I’m no birdwatcher but as I acquaint myself with my new home of Catskill, I watch on Main Street the arcs and lines of birds with the daily trails made by my fellow residents below going into Catskill Grocery & News for coffee, smokes and scratch-its; strolling between the Greene County courthouse and the county offices; working out to Zumba music from the open door of the Community Center; heading into the Community Theater for the latest Captain America film or out of Kirwan’s Game Store for fresh air. Weekenders from the city also trounce the sidewalks, and a part of me feels as if my partner and I’s move is just as transitory as their visit. However, we both know this is now home and these residents, our community.

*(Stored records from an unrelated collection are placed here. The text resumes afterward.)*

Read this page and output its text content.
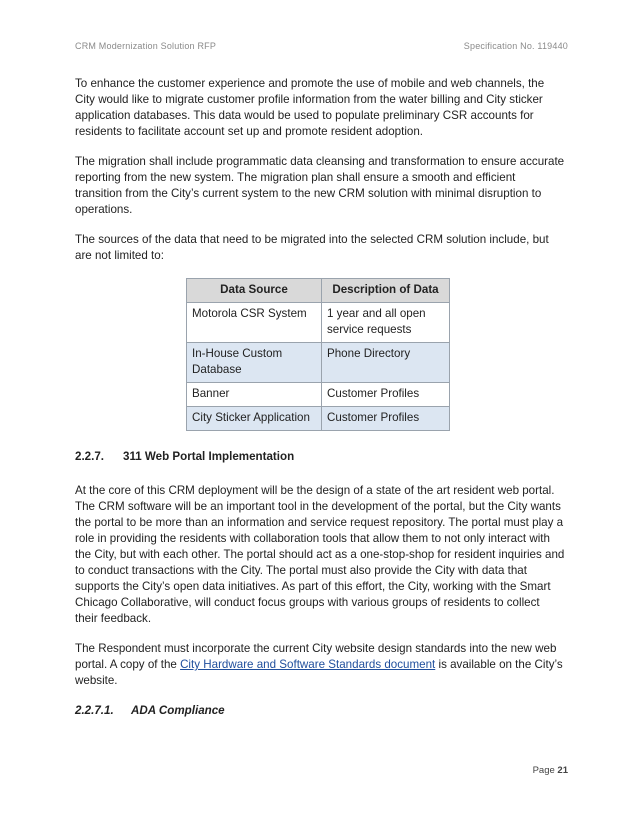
CRM Modernization Solution RFP	Specification No. 119440

To enhance the customer experience and promote the use of mobile and web channels, the City would like to migrate customer profile information from the water billing and City sticker application databases. This data would be used to populate preliminary CSR accounts for residents to facilitate account set up and promote resident adoption.

The migration shall include programmatic data cleansing and transformation to ensure accurate reporting from the new system. The migration plan shall ensure a smooth and efficient transition from the City’s current system to the new CRM solution with minimal disruption to operations.

The sources of the data that need to be migrated into the selected CRM solution include, but are not limited to:

Data Source	Description of Data
Motorola CSR System	1 year and all open service requests
In-House Custom Database	Phone Directory
Banner	Customer Profiles
City Sticker Application	Customer Profiles
2.2.7. 311 Web Portal Implementation

At the core of this CRM deployment will be the design of a state of the art resident web portal. The CRM software will be an important tool in the development of the portal, but the City wants the portal to be more than an information and service request repository. The portal must play a role in providing the residents with collaboration tools that allow them to not only interact with the City, but with each other. The portal should act as a one-stop-shop for resident inquiries and to conduct transactions with the City. The portal must also provide the City with data that supports the City’s open data initiatives. As part of this effort, the City, working with the Smart Chicago Collaborative, will conduct focus groups with various groups of residents to collect their feedback.

The Respondent must incorporate the current City website design standards into the new web portal. A copy of the City Hardware and Software Standards document is available on the City’s website.

2.2.7.1. ADA Compliance
Page 21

From creekside to the tombstones at the top of the hill, across the variously stormy and sunny skies, the village now has a rarer visitor. Since the first two weeks of May, twenty or more migratory Chimney swifts have been sighted. Swifts are exceptional creatures and commit their energy to an almost totally airborne life. They eat, mate, and do everything but sleep in the air, having no ability to perch like most common birds. In fact, they are in the same order as hummingbirds, Apodiformes, meaning “footless” in Greek. Since leaving their wintering homes in South America, their high-pitched squeaks and chirps have been lilting overhead.

How much envy has greened our race for ages while admiring the flight of birds. Whereas a bird would use a crease in the ripple of a wind to bank or roll its body further along its course of flight, we clumsily trip on the edge of a slightly upturned sidewalk block. Some of us drag our feet while walking – I myself have an odd ‘duck-footed’ gait that reveals itself slowly in the wearing down of the backside of my heels. We feel the rule of gravity’s kingdom on our shoulders and try our best to straighten the somewhat crooked sway of our travelings. It’s no wonder that birds were imitated for a good many centuries by would-be aviators before we had to figure out our own means of catching the air.

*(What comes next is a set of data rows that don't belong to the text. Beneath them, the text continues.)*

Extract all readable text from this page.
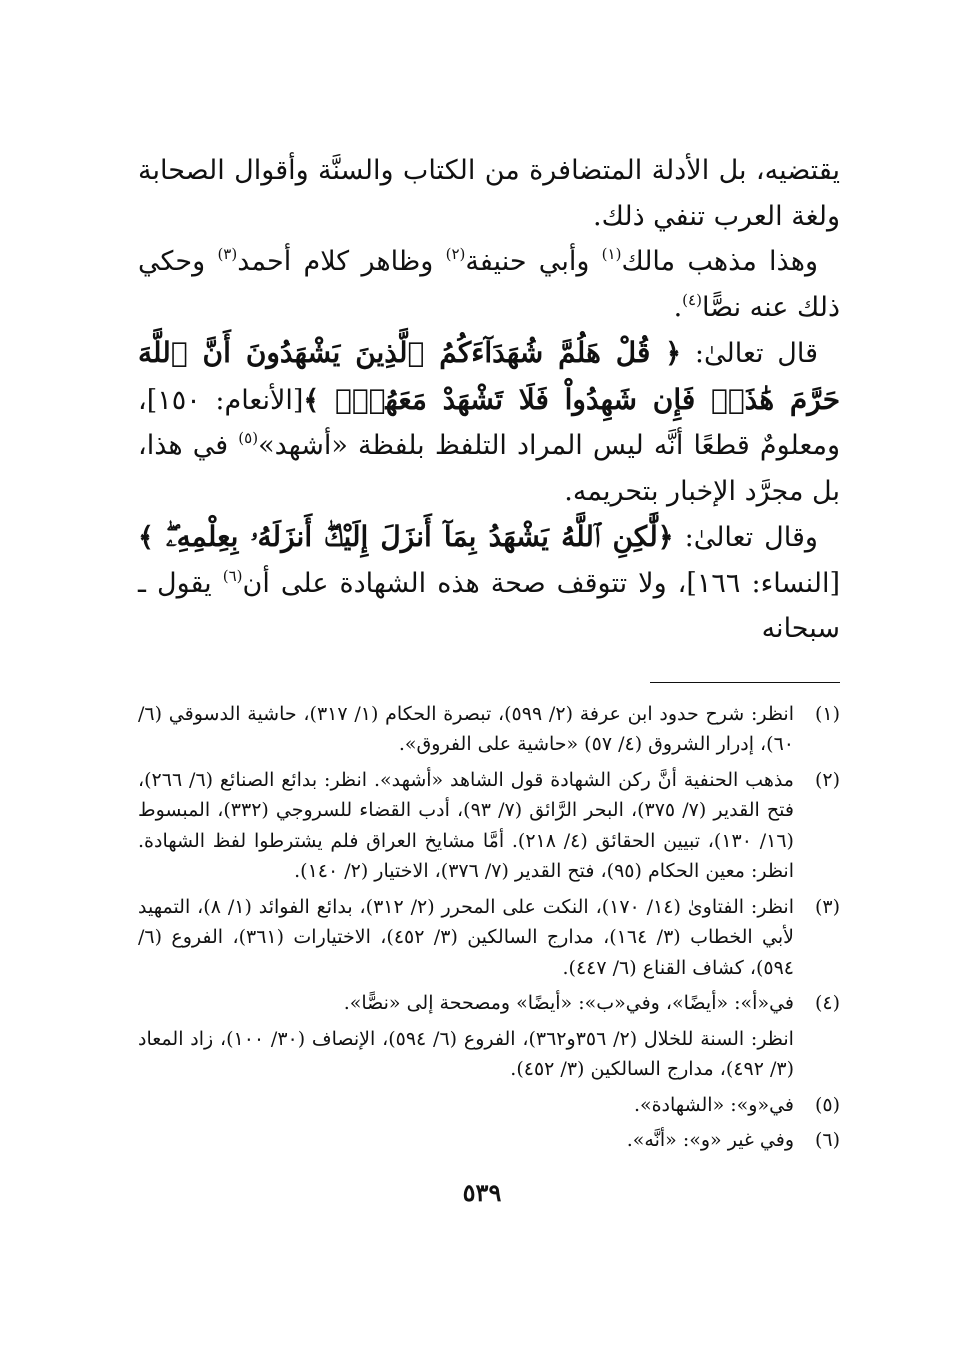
يقتضيه، بل الأدلة المتضافرة من الكتاب والسنَّة وأقوال الصحابة ولغة العرب تنفي ذلك.

وهذا مذهب مالك$^{(١)}$ وأبي حنيفة$^{(٢)}$ وظاهر كلام أحمد$^{(٣)}$ وحكي ذلك عنه نصًّا$^{(٤)}$.

قال تعالىٰ: ﴿ قُلْ هَلُمَّ شُهَدَآءَكُمُ ٱلَّذِينَ يَشْهَدُونَ أَنَّ ٱللَّهَ حَرَّمَ هَٰذَاۖ فَإِن شَهِدُواْ فَلَا تَشْهَدْ مَعَهُمْۚ ﴾[الأنعام: ١٥٠]، ومعلومٌ قطعًا أنَّه ليس المراد التلفظ بلفظة «أشهد»$^{(٥)}$ في هذا، بل مجرَّد الإخبار بتحريمه.

وقال تعالىٰ: ﴿لَّٰكِنِ ٱللَّهُ يَشْهَدُ بِمَآ أَنزَلَ إِلَيْكَۖ أَنزَلَهُۥ بِعِلْمِهِۦۖ ﴾ [النساء: ١٦٦]، ولا تتوقف صحة هذه الشهادة على أن$^{(٦)}$ يقول ـ سبحانه

(١)
انظر: شرح حدود ابن عرفة (٢/ ٥٩٩)، تبصرة الحكام (١/ ٣١٧)، حاشية الدسوقي (٦/ ٦٠)، إدرار الشروق (٤/ ٥٧) «حاشية على الفروق».
(٢)
مذهب الحنفية أنَّ ركن الشهادة قول الشاهد «أشهد». انظر: بدائع الصنائع (٦/ ٢٦٦)، فتح القدير (٧/ ٣٧٥)، البحر الرَّائق (٧/ ٩٣)، أدب القضاء للسروجي (٣٣٢)، المبسوط (١٦/ ١٣٠)، تبيين الحقائق (٤/ ٢١٨). أمَّا مشايخ العراق فلم يشترطوا لفظ الشهادة. انظر: معين الحكام (٩٥)، فتح القدير (٧/ ٣٧٦)، الاختيار (٢/ ١٤٠).
(٣)
انظر: الفتاوىٰ (١٤/ ١٧٠)، النكت على المحرر (٢/ ٣١٢)، بدائع الفوائد (١/ ٨)، التمهيد لأبي الخطاب (٣/ ١٦٤)، مدارج السالكين (٣/ ٤٥٢)، الاختيارات (٣٦١)، الفروع (٦/ ٥٩٤)، كشاف القناع (٦/ ٤٤٧).
(٤)
في«أ»: «أيضًا»، وفي«ب»: «أيضًا» ومصححة إلى «نصًّا».
انظر: السنة للخلال (٢/ ٣٥٦و٣٦٢)، الفروع (٦/ ٥٩٤)، الإنصاف (٣٠/ ١٠٠)، زاد المعاد (٣/ ٤٩٢)، مدارج السالكين (٣/ ٤٥٢).
(٥)
في«و»: «الشهادة».
(٦)
وفي غير «و»: «أنَّه».
٥٣٩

(As an interlude, I scribbled the following poem while musing on this phenomenal influence:

Aviators

You have to admire

The stapled wings of foolish inventors

As much as the quilled designs

Of Leonardo –

Both inspired by the grace of birds

As much as – or more than,

The mechanics of flight

It’s now the breeding season. Chimney swifts make nests of twigs which are glued together using their own saliva, holding their clutches of 4 or 5 eggs. In the early morning the other birds of this village, the house sparrows, starlings, and purple finches, keep their nests in the slightly open cracks between cornice and gutter or among the now greening vines along the side of the old Oren’s building. The making of nests is in the nature of all birds, from the complexity of the bower to the simplicity of the penguin. For the benefit of the swifts, Catskill features many chimneys from the 19th century that no longer hold flames. It seems fitting with the Thomas Cole National Historic Site’s new studio and exhibit on the painter’s architectural designs that the swifts are making new use of our old brick. For local historians, this could be a point of pride in a town once known for its industrious brickyards.

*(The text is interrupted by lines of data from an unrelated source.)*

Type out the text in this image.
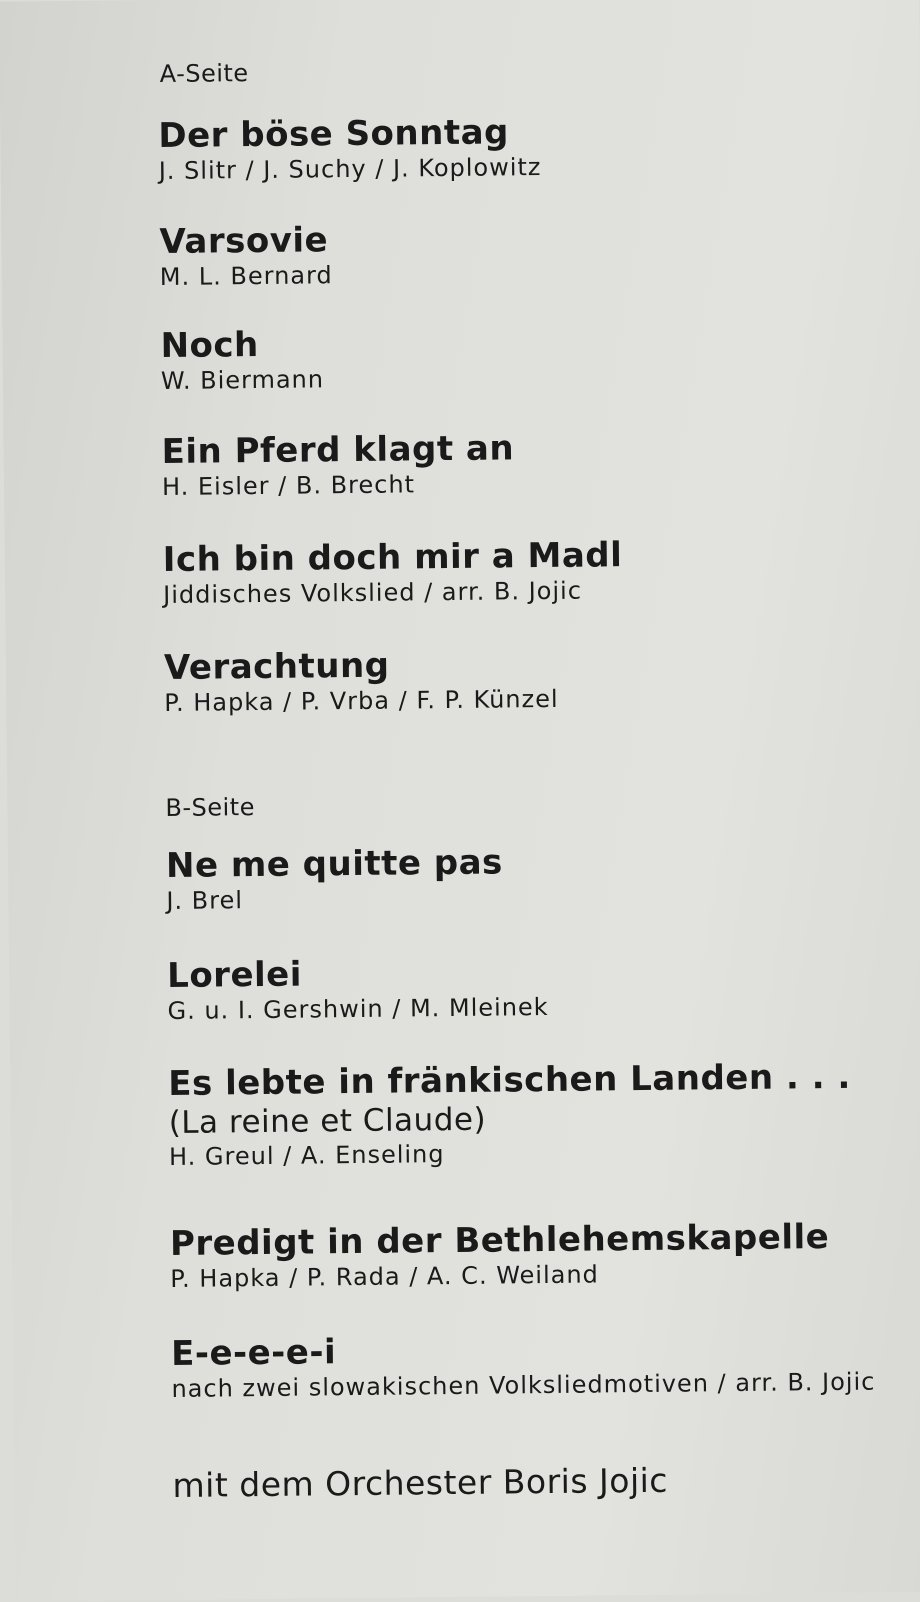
A-Seite
Der böse Sonntag
J. Slitr / J. Suchy / J. Koplowitz
Varsovie
M. L. Bernard
Noch
W. Biermann
Ein Pferd klagt an
H. Eisler / B. Brecht
Ich bin doch mir a Madl
Jiddisches Volkslied / arr. B. Jojic
Verachtung
P. Hapka / P. Vrba / F. P. Künzel
B-Seite
Ne me quitte pas
J. Brel
Lorelei
G. u. I. Gershwin / M. Mleinek
Es lebte in fränkischen Landen . . .
(La reine et Claude)
H. Greul / A. Enseling
Predigt in der Bethlehemskapelle
P. Hapka / P. Rada / A. C. Weiland
E-e-e-e-i
nach zwei slowakischen Volksliedmotiven / arr. B. Jojic
mit dem Orchester Boris Jojic
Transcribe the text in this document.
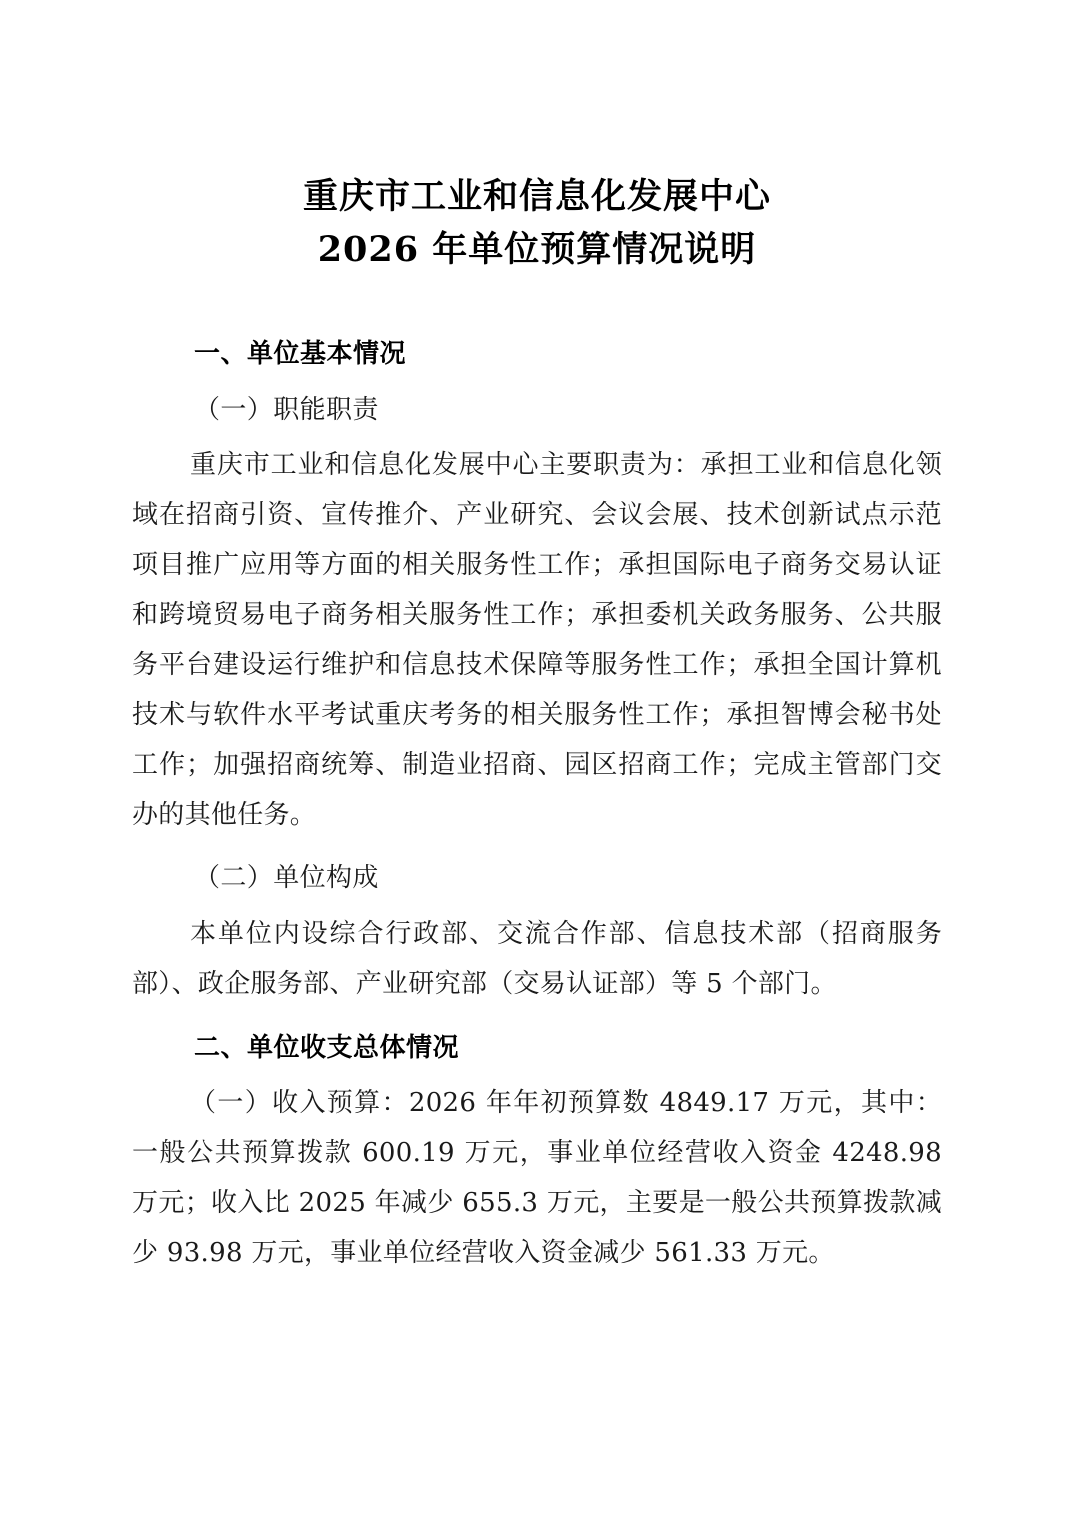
重庆市工业和信息化发展中心
2026 年单位预算情况说明
一、单位基本情况

（一）职能职责

重庆市工业和信息化发展中心主要职责为：承担工业和信息化领域在招商引资、宣传推介、产业研究、会议会展、技术创新试点示范项目推广应用等方面的相关服务性工作；承担国际电子商务交易认证和跨境贸易电子商务相关服务性工作；承担委机关政务服务、公共服务平台建设运行维护和信息技术保障等服务性工作；承担全国计算机技术与软件水平考试重庆考务的相关服务性工作；承担智博会秘书处工作；加强招商统筹、制造业招商、园区招商工作；完成主管部门交办的其他任务。

（二）单位构成

本单位内设综合行政部、交流合作部、信息技术部（招商服务部）、政企服务部、产业研究部（交易认证部）等 5 个部门。

二、单位收支总体情况

（一）收入预算：2026 年年初预算数 4849.17 万元，其中：一般公共预算拨款 600.19 万元，事业单位经营收入资金 4248.98 万元；收入比 2025 年减少 655.3 万元，主要是一般公共预算拨款减少 93.98 万元，事业单位经营收入资金减少 561.33 万元。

I’m uncertain how long the swifts will be flying among us this spring. A brief bit of research shows that incubation and nesting takes a combined 40 days. And as much as I can glean from eBird.org, no sightings of Chimney swifts have been recorded in Catskill in the last decade. It makes one wonder at their being here, soot-dusted and gulping down great amounts of insects each day, to return at sunset to a few chimneys hanging in the air. If you live in this village or are visiting in the next few weeks, observe their grace while you can.

I hope more than a few of us took in the sight of their arching flights. There was ample time and number, as by the close of August more than 40 were in the undulating groups of parents and their brood before taking flight from Catskill, Hudson, Saugerties and number of other towns and villages in the area. Soon after they left, a legion of spiders soon filled the insect-eating vacuum left by the swifts and populated the streetlight, windows and facade of my building along Main St. to a creepy extant.